Music by Accident
Music by Accident
Music by Accident
A long time back in the day, there was a store called Blockbuster Music that let you listen to their cds before you bought them. The policy was that you pick up no more than 3, so every Friday after school I browsed through the aisles for three cd’s. One cd, featuring a blue woman holding a glowing orb read, in metallic blue lettering “Covenant” of Norway. Nexus Polaris. From the moment I heard it I fell in love with it. I hadn’t a clue that music could sound that awesome,
Had I only bought cds from what I heard on the radio, what people around me were listening to, or even a music magazine, I would never have found this band. They were what I like to call “music by accident”. Music by accident is the recordings you pick up not because of friends, the radio, or an album review. It often involves going to a bargain or blowout bin a record store and just buying albums. Anywhere you can buy lots of music at prices acceptable to you will work. Having a natural bargain instinct I have been doing this for some time. Here are the benefits of music by accident:
1) You are often introduced to genres you’ve never heard/are dimly aware of. If you like it, you have a unique, irreplaceable cd. I have one dark ambient cd which is great for night time driving during road trips. I have no other cds like this
2) You have the opportunity to introduce friends to new bands. Having grown up a metalhead in a school where no one cared for it, I take great pleasure in turning people on to new bands or just metal in general.
3) You will find some of your favorite cds from this method, should you do it regularly. Bargain bin cd’s are not inferior. Their cds just haven’t been as well marketed as their more expensive counterparts.
Here are some basic tips. Now that so much of music is online some of my methods are dated. However, they should be easily adaptable to what’s out there in the digital world.
1) Find a bargain bin with low enough prices for you to handle getting 5+ cds. It helps if this bargain bin is finite, especially if it’s small enough to do an entire browse on your own time table.
2) Use any and every cue you can to locate albums. Consider name, album art, and record label. This is easy for the genre I look for (metal) because a skull or a dark sounding name is a dead giveaway. But consider this. If the band is the name of a person, and the album art features a picture of one person, you’re probably looking at a singer/songwriter, or at least a solo project. Don’t feel afraid to take a gamble on any particular cd, because you’re going to be buying several cds and at least one will turn out ok.
3) Name recognition. It helps to know the names of lots of different bands. When I got into metal, I found bands via the magazine Metal Maniacs. However, I didn’t just go through the interviews and reviews. I also looked at advertisements with long lists of names. I can often spot a metal cd in a huge bargain bin based on the reading I did over 8 years ago.

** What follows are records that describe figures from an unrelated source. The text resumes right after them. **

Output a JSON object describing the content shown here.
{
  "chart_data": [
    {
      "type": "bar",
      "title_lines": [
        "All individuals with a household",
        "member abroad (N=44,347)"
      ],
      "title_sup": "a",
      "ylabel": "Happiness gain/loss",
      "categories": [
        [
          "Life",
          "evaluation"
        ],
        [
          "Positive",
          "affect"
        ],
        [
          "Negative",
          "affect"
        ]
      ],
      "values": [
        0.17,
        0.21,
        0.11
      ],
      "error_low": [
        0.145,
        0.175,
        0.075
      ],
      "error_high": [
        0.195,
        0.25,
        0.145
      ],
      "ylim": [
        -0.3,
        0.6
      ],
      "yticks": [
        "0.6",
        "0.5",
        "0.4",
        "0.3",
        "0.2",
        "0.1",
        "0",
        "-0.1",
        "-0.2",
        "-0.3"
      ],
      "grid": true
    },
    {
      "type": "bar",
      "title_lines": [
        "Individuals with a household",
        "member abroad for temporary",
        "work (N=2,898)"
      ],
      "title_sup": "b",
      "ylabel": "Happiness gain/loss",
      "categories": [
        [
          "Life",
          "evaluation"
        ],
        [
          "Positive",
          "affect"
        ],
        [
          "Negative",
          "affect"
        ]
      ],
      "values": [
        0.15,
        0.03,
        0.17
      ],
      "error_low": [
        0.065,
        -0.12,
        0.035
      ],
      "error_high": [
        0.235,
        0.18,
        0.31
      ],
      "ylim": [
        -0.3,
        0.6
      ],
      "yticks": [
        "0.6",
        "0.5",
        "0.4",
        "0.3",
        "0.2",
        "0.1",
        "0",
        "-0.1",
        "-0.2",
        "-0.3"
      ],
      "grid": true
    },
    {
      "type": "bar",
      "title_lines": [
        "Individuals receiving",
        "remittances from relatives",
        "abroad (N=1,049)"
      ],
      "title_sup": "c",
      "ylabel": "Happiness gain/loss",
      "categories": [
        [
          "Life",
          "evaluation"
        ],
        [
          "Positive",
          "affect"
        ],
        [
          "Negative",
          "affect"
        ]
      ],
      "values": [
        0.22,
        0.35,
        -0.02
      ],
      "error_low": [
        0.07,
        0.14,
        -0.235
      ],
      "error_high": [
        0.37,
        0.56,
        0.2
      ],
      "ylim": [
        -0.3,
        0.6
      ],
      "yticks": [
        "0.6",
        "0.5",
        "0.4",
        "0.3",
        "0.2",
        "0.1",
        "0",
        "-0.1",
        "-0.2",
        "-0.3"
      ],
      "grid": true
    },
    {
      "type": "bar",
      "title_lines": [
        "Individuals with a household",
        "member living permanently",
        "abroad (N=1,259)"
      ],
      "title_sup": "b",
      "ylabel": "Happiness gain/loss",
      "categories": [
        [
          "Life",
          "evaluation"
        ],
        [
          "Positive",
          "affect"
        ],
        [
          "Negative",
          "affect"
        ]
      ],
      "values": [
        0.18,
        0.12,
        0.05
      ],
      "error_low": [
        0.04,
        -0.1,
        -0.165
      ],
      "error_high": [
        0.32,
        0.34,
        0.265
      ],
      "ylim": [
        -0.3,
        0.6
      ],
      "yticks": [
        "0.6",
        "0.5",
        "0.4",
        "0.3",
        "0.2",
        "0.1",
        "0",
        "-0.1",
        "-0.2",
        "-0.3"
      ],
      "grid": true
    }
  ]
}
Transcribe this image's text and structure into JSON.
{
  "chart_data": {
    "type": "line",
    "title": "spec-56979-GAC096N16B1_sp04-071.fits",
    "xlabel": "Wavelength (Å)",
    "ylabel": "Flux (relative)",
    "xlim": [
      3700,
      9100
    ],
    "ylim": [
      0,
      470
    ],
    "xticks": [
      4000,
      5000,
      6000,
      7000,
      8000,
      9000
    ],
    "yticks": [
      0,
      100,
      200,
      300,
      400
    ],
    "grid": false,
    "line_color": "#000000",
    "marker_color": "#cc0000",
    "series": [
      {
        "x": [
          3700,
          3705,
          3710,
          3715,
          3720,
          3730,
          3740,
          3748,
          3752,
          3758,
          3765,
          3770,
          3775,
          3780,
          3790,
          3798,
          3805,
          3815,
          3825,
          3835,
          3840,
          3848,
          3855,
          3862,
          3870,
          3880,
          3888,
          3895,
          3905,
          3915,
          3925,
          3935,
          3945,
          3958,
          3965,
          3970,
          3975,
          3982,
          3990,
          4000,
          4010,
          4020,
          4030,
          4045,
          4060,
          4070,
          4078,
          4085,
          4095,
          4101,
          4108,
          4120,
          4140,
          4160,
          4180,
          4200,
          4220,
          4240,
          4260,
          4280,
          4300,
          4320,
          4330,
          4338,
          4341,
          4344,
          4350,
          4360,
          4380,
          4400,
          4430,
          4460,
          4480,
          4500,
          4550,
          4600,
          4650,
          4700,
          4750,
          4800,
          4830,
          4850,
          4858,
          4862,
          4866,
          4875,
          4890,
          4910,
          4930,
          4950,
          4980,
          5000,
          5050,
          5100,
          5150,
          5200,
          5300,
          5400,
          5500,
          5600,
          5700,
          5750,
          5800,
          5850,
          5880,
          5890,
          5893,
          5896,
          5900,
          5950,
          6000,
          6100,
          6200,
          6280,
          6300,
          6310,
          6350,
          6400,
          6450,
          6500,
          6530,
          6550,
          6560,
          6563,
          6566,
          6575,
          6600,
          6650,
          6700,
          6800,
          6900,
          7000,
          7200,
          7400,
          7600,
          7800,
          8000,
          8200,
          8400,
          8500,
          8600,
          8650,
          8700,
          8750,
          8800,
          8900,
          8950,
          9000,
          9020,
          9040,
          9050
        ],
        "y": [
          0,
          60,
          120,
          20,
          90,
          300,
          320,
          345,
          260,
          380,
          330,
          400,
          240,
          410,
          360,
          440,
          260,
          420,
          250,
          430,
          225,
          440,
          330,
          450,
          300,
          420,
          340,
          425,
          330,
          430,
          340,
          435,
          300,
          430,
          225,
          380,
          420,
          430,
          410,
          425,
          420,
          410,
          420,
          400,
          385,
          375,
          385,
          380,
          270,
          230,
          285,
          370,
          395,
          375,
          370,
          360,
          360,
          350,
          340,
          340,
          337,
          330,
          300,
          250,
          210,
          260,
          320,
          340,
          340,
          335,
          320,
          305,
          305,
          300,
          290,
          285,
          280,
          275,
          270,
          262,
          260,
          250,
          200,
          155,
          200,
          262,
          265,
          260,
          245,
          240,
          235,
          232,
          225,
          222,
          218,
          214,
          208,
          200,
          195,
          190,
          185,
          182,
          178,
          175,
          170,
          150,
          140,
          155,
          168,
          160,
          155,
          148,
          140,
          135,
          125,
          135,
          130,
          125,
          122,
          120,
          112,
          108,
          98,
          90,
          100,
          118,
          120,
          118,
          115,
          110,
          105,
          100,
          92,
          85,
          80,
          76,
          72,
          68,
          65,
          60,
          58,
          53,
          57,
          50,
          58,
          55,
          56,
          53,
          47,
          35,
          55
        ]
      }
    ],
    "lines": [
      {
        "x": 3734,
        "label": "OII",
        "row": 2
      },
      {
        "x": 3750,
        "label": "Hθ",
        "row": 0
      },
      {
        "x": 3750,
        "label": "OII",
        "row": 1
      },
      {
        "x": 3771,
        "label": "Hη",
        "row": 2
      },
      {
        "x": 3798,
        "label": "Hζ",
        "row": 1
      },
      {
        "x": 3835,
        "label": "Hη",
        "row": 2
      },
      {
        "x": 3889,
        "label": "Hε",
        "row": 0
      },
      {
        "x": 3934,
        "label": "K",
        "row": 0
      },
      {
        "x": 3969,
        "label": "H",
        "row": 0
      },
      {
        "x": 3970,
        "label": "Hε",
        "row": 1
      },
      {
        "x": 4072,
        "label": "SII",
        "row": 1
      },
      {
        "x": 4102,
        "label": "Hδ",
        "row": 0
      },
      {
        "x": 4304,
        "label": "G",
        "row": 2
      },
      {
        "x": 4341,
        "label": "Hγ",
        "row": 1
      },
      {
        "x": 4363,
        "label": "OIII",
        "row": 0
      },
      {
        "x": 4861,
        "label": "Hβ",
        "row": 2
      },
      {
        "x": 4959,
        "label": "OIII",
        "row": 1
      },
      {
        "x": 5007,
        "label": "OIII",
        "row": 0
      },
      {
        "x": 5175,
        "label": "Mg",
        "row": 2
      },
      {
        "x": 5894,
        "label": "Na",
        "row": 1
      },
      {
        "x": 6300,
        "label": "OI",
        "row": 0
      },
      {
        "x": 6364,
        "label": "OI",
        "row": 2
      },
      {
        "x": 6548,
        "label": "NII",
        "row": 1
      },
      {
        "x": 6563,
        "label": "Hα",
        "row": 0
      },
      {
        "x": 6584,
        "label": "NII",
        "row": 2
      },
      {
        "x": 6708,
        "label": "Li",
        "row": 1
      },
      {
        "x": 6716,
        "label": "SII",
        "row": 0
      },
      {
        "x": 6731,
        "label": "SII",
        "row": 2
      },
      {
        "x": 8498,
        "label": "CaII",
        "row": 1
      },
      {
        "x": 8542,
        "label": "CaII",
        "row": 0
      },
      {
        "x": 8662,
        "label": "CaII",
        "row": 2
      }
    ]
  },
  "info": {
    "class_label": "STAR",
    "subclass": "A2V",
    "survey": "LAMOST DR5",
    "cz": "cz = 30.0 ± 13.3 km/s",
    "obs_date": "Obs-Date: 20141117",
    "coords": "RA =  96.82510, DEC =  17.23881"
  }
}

4) Programs like Pandora at www.pandora.com will help you find single songs by artists based on the favorites you’ve entered into your account. Music magazines often have editor playlists, so if you like the music reviewed in the magazine you have a good chance of finding things that way. Editors of music magazines tend to know more about bands, and hence list more obscure titles from artists waiting to be discovered. Many of the more independent record labels will have low priced samplers for you to peruse, though anyone in the know can tell you a single song doesn’t always predict the record.
5) www.myspace.com I have never used myspace to find bands but it definitely has potential. Most serious bands have a myspace page nowadays, and to add onto that many user profiles have playlists, often of 12-15 songs that can be streamed. And when you find a band off someone’s playlist, it’s likely that you can go to the band’s site and hear 4+ other songs by that band.
6) Browse the Internet. Music finding sites come in all different colors and flavors. Listening to a streaming audio site or an actual radio streaming their broadcast is a good example. Buying 10 $0.99 songs off Amazon or some other site works too. I’m sure there are novel programs I’d be surprised to know exist.
There is no excuse for having a boring record collection. To paraphrase Winston Churchill: “Most listeners stumble across great albums, but then leave them in the bin, and walk away.”